Key Characteristics of Partitions
- Ordered Sequence
- Events within a single partition are always stored and delivered in the order they were received by the Event Hubs service. This ensures predictable processing for related events.
- Independent Log
- Each partition operates as an independent stream. Events sent to different partitions are processed independently, enabling horizontal scalability and high throughput.
- Fixed Number
- The number of partitions is fixed at the time the Event Hubs instance is created (or can be adjusted later, depending on the tier). This number determines the maximum parallelism for consumers.
- Partition Key
- When publishing events, you can optionally specify a partition key. This key is used by Event Hubs to determine which partition the event should be written to. Events with the same partition key are guaranteed to go to the same partition.
How Partitions Enable Scalability
The partitioning strategy is crucial for Event Hubs' ability to handle large volumes of data. Here's how it works:
- Parallel Publishing: Multiple producers can publish events concurrently to different partitions, maximizing ingress throughput.
- Parallel Consuming: Multiple consumers within a consumer group can read from different partitions simultaneously. This allows consumer applications to scale out and process events faster.
- Load Distribution: By distributing events across partitions, Event Hubs balances the load on the system.
Illustrative Diagram
Event Hubs Partitioning
(Key A)
(Key B)
(Key C)
(Key D)
Events with the same Partition Key are routed to the same partition.
Choosing the Number of Partitions
The number of partitions is a critical configuration parameter.
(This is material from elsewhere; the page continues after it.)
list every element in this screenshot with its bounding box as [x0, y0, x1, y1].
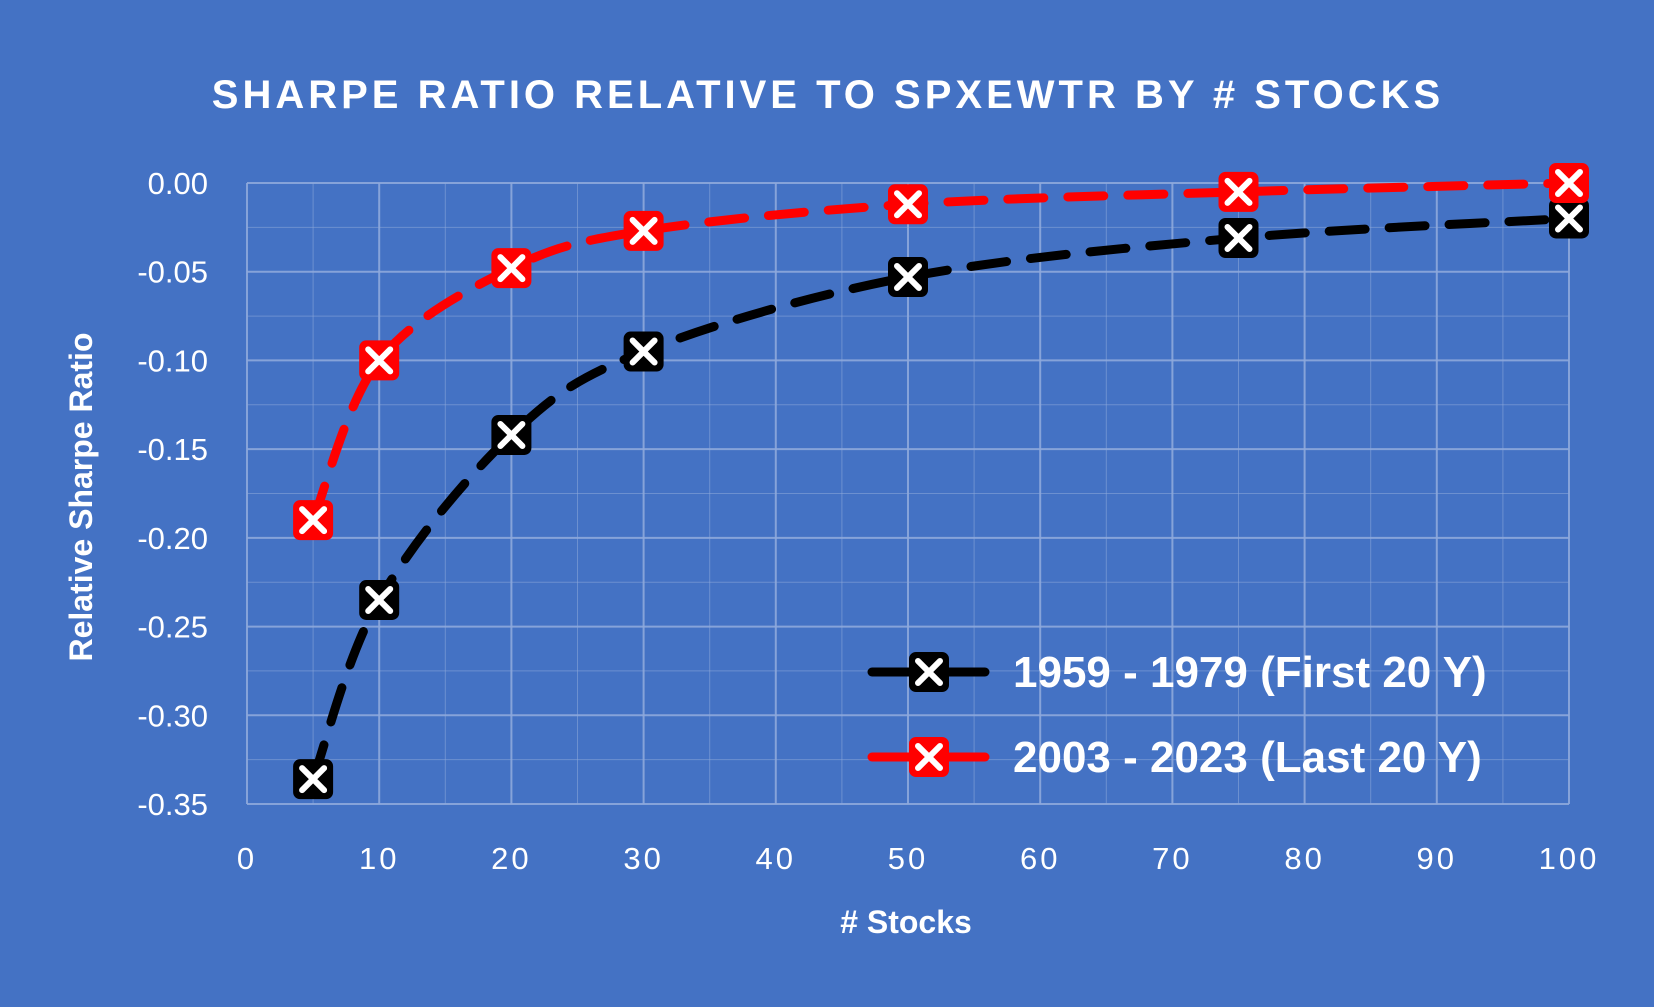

Consider the following when deciding:
- Throughput Requirements: Higher throughput generally requires more partitions.
- Consumer Scalability: The maximum number of consumers that can read in parallel is limited by the number of partitions. A common pattern is to have as many or more consumer instances as partitions within a consumer group.
- Partition Key Strategy: A well-designed partition key strategy ensures even distribution of events across partitions.
Azure Event Hubs offers different pricing tiers with varying maximum partition limits. Always refer to the latest Azure documentation for specific limits and recommendations.
Understanding Partition Offset
Within each partition, events are assigned a sequential, monotonically increasing number called an offset. Consumers use this offset to track their progress through the partition's event stream. When a consumer reads an event, it notes its offset. If the consumer disconnects and reconnects, it can resume reading from the last noted offset.
Managing Partitions
The number of partitions for an Event Hubs namespace can be configured when you create the namespace and can often be updated later depending on the chosen tier. You can manage partitions through the Azure portal, Azure CLI, Azure PowerShell, or client SDKs.
Important Note: While events within a partition are ordered, there's no guaranteed ordering of events across different partitions unless you explicitly ensure it via partition keys.